Then he died. I swung the sap and hit him. But he didn’t go down. He dropped his revolver. Danced a circle on rubber legs. Finlay came up behind me. Caught him by the throat. Looked like a country boy wringing a chicken’s neck. Made a fine job of it. Baker was still wearing his acetate nameplate above his uniform pocket. First thing I’d noticed, nine days ago. We left his body on the path. Waited five minutes. Listened hard. Nobody else came.
We went back to where Hubble was waiting. I took another deep breath. Stepped onto the fire escape. Went up. Planted each foot carefully and silently on each step. Eased my way up. The staircase was cast from some kind of iron or steel. Open treads. The whole thing would ring like a damn bell if we were clumsy. Finlay was behind me, gripping the handrail with his right hand, gun in his left. Behind him came Hubble, too scared to breathe.
We crept up. Took us minutes to do the forty feet. We were very cautious. We stood on the little platform at the top. I pressed my ear to the door. Quiet. No sound. Hubble pulled out his office keys. Clenched in his hand to stop them jingling. He selected the right one, slowly, carefully. Inched it into the lock. We held our breath. He turned the key. The lock clicked back. The door sagged open We held our breath. No sound. No reaction. Quiet.
Hubble eased the door back, slowly, carefully. Finlay took it from him and eased it further. Passed it to me. I eased it back flat against the wall. Propped it all the way open with the bottle of gasoline from my pocket.
Light was flooding out of the office, spilling over the fire escape and laying a bright bar down on the fence and the field forty feet below. Arc lamps were lit inside the body of the warehouse and they were flooding in through the big office windows. I could see everything in the office. And what I saw made my heart stop.

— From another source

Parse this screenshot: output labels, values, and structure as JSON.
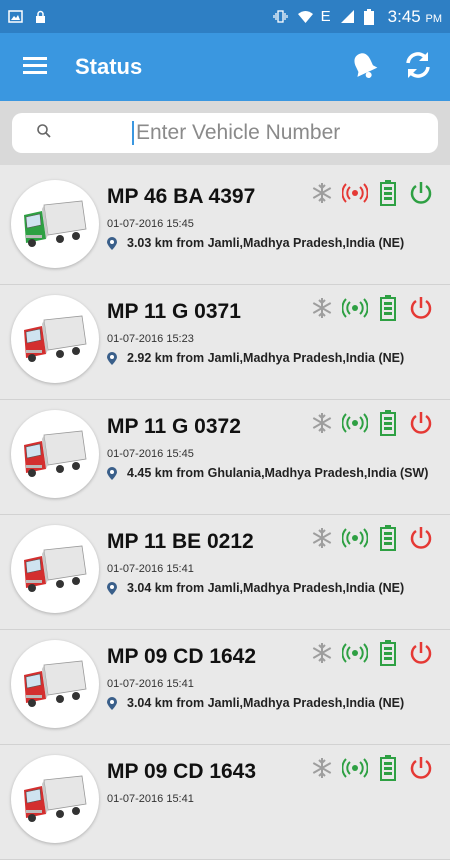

I’d never believed in luck. Never had any cause to. Never relied on it, because I never could. But now I was lucky in a big way. Thirty-six years of bad luck and trouble were wiped away in one single bright glance. The gods were sitting on my shoulder, whooping and driving me on. In that one single bright glance, I knew that I had won.
Because the children were asleep on the office floor. Hubble’s kids. Ben and Lucy. Sprawled out on a pile of empty burlap sacks. Fast asleep, wide open and innocent like only sleeping children can be. They were filthy and ragged. Still dressed in their school clothes from Monday. They looked like ragamuffins in a sepia picture of old New York. Sprawled out, fast asleep. Four o’clock in the morning. My lucky time.
The children had been worrying the hell out of me. They were what made this whole damn thing just about impossible. I’d thought it through a thousand times. I’d run war-games through my head, trying to find one that would work. I hadn’t found one. I’d always come up with some kind of a bad outcome. What the staff colleges call unsatisfactory results. I’d always come up with the
children splattered all over the place by the big shotguns. Children and shotguns don’t mix. And I’d always visualized the four hostages and the two shotguns in the same place at the same time. I’d visualized panicking children and Charlie screaming and the big Ithacas booming. All in the same place. I hadn’t come up with any kind of a solution. If I could have given anything I ever had or ever would have, I’d have given it to have the children fast asleep somewhere else on their own. And it had happened. It had happened. The elation roared in my ears like a hysterical crowd in a huge stadium.
I turned to the other two. Cupped a hand behind each of their heads and pulled them close to mine. Spoke in the faintest of whispers.
`Hubble, take the girl,’ I whispered. `Finlay, take the boy. Put a hand over their mouths. No sound at all. Carry them back to the tree. Hubble, take them on back to the car. Stay there with them and wait. Finlay, come back here. Do it now. Do it quietly.’